Member of the New Jersey General Assembly for Essex County
- In office 1919–1920

Judge of the Essex County Juvenile and Domestic Relations Court
- In office 1927–1938

Personal details
- Born: September 6, 1889 Newark, New Jersey, U.S.
- Died: May 17, 1957 (aged 67) Newark, New Jersey
- Party: Democratic
- Alma mater: New York University School of Law
- Occupation: Lawyer

= Joseph Siegler =

American politician and jurist (1889-1957)

Joseph Siegler (September 6, 1889 – May 17, 1957) was an American Democratic politician and jurist from Newark, New Jersey who served in the New Jersey General Assembly.

==Biography==
Siegler was born in Newark, New Jersey on September 6, 1889. He was the son of Louis and Bertha Siegler. From age nine until entering law school, Siegler worked as a paperboy. He was a 1909 graduate of New York University Law School, and was admitted to the bar in 1910. He was married on March 25, 1913 to Edith R. Unterman. His brother-in-law was William Untermann, a Newark Police Court Judge and a Newark Democratic leader.

He was elected to the New Jersey General Assembly in 1918, and was re-elected in 1919.

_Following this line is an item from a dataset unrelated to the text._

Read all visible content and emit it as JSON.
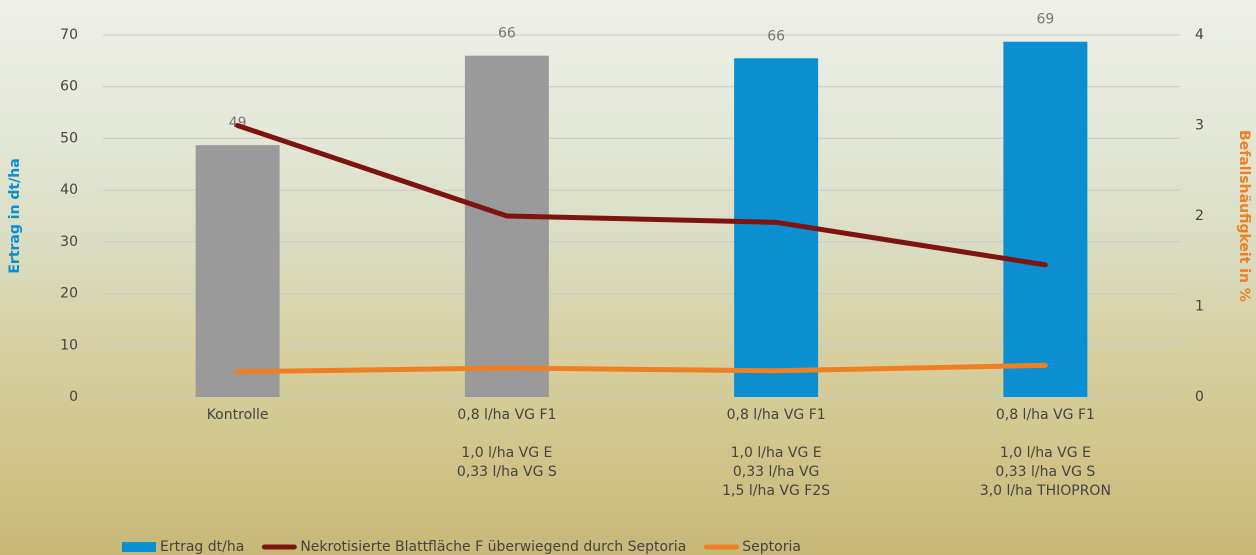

In 1927, Governor A. Harry Moore appointed Siegler to serve as a Judge of the Essex County Juvenile and Domestic Relations Court. A 1937 ruling that parents could not provide home instruction for children equivalent to their training in school as members of a social group received national attention. "It is almost impossible for a child to be adequately taught in his home," he ruled. Siegler argued that juvenile delinquency was mostly a result of domestic unhappiness. He advocated that jurisdiction of the juvenile court be extended from 16 to 21; it was later extended to 19. He retired from the bench in 1938.

Siegler ran for the U.S. House of Representatives in 1942, challenging two-term Republican Robert Kean. He was defeated by 17,754 votes, 43,942 (60.82%) to 26,188 (36.25%).

He died of a heart ailment in 1957 at age 67.